In a discussion of abnormal psychology, I referred to “mental deficiency” as a form of abnormality. So that you can truly appreciate the lingo of the time, I have to quote the whole paragraph. “Included in this term are those persons with exceedingly low IQ: idiots, imbeciles, and morons. They are incapable of learning from experience and cannot distinguish right from wrong. Although idiots and imbeciles do not profit from education as we know it, morons may benefit to a certain extent.”
OMG. The prof didn’t throw me out on my ear. In fact, he remarked, “Am pleased about this [paper]. You might enjoy a course specifically in abnormal psychology.” Evidently, that was acceptable language; and I wasn’t an idiot, imbecile, or moron for using it.

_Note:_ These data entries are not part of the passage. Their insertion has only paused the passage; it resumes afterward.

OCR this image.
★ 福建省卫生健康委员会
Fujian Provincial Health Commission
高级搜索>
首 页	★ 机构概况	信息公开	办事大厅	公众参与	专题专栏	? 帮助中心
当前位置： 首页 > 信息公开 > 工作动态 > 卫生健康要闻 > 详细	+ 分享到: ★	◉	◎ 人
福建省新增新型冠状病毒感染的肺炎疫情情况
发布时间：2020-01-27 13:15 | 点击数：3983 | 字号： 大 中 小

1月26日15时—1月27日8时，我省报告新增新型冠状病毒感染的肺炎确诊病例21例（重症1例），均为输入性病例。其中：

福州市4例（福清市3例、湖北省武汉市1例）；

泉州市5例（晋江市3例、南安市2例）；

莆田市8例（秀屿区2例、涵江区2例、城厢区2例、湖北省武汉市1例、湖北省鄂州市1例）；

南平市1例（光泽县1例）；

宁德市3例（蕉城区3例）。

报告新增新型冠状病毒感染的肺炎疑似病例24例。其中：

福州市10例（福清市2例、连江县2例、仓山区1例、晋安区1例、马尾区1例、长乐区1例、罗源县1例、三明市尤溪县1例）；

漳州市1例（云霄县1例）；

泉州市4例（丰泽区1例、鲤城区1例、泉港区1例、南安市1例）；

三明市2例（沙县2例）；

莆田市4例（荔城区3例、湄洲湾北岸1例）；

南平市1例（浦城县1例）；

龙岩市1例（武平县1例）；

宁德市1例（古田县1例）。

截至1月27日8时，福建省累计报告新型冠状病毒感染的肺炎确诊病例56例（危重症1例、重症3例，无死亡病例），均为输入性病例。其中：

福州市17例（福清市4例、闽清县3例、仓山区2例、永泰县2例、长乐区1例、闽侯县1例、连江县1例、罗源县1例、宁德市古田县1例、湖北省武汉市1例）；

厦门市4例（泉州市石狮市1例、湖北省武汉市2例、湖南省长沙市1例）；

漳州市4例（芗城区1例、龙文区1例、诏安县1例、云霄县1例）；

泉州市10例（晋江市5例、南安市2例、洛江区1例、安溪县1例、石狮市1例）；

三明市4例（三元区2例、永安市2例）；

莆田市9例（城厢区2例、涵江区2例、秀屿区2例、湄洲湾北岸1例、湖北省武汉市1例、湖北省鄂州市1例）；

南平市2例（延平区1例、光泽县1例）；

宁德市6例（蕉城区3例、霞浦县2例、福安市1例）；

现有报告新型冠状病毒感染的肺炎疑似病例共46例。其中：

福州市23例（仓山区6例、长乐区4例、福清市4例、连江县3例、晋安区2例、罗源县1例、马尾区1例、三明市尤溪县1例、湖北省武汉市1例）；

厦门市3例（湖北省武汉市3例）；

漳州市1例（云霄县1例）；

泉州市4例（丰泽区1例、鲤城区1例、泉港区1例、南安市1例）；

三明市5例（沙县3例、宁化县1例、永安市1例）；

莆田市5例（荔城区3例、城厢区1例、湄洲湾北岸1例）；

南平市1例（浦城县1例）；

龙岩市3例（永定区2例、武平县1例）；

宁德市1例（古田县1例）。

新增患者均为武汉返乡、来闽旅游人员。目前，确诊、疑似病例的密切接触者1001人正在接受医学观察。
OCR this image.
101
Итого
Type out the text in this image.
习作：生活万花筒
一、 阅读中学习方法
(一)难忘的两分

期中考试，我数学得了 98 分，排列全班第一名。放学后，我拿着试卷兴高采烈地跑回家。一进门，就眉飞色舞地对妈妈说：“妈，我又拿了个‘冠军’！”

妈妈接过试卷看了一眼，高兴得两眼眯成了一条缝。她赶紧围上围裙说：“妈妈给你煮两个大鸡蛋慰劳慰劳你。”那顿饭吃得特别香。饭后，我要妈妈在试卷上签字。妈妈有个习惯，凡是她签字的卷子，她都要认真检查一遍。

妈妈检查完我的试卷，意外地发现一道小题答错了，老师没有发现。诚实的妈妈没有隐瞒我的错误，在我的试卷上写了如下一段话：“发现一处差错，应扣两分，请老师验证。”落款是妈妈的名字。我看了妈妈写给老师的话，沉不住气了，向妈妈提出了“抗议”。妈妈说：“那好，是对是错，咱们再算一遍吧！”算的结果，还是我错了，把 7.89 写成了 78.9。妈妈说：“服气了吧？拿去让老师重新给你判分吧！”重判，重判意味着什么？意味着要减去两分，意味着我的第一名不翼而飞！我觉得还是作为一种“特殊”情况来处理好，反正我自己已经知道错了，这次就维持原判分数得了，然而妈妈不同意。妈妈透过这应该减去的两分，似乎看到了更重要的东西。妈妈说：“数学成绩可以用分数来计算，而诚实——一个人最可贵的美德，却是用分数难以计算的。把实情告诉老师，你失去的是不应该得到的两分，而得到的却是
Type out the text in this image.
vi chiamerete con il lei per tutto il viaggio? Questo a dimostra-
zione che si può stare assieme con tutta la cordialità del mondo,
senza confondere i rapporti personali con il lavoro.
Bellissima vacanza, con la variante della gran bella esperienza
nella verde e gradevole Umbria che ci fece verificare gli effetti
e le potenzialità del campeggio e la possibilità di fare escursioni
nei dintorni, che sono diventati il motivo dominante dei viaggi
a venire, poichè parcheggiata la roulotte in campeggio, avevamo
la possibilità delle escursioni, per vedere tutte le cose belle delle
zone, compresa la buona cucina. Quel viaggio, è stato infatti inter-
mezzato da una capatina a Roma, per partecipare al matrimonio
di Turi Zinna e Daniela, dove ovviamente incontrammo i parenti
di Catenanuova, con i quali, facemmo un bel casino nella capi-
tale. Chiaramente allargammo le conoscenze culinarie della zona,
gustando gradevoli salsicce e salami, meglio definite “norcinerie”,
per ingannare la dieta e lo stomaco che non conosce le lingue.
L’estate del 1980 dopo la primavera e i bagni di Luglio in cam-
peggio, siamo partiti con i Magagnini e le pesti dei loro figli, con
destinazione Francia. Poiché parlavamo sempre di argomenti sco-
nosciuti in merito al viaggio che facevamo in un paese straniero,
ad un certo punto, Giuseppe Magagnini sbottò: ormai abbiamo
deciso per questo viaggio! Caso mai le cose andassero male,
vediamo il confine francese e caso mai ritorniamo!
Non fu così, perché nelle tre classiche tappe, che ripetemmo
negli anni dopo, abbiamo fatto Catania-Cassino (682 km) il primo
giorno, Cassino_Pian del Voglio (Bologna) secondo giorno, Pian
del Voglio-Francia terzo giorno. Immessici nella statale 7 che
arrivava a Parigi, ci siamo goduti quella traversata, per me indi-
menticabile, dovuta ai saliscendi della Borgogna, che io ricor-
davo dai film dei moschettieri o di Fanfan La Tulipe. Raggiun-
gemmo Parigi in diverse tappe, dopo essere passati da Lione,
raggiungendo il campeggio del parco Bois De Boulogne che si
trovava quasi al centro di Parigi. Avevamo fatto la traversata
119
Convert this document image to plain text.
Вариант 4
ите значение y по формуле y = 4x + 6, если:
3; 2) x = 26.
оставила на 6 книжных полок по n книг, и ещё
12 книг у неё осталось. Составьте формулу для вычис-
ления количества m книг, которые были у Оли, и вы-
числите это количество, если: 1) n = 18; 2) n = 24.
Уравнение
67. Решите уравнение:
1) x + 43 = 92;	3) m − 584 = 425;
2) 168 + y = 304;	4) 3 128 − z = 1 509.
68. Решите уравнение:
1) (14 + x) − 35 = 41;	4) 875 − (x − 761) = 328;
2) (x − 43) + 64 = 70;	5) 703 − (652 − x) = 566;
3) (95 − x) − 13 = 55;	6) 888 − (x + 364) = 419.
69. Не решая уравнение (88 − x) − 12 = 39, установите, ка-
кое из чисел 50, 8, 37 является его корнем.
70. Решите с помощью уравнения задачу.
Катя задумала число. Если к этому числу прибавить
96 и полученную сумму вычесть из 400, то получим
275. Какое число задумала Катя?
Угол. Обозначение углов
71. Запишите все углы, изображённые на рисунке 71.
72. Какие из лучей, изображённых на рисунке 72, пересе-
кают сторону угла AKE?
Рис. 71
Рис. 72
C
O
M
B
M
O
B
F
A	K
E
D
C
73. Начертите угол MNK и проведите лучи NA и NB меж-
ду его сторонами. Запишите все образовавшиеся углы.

Thank goodness we’ve discarded that particular vocabulary in favor of more respectful terminology. Being politically correct isn’t always easy, but it’s usually desirable.
But not always.
I’m referring to the furor over Huckleberry Finn. Talk about overcompensation. Twain used the word “nigger” 219 times for a reason. A reflection of the times, yes; but as soon as Huck overlooked Jim’s color and adopted an us-against-them mentality, we knew that he no longer thought of Jim as a “nigger.” How could any publisher think that changing the word to “slave” would not dilute the impact Twain intended? And, please. Indian Joe? Really? Indian? At least, we were spared Native American Joe.
Feel free to disagree, but please don’t call me an idiot, imbecile, or moron.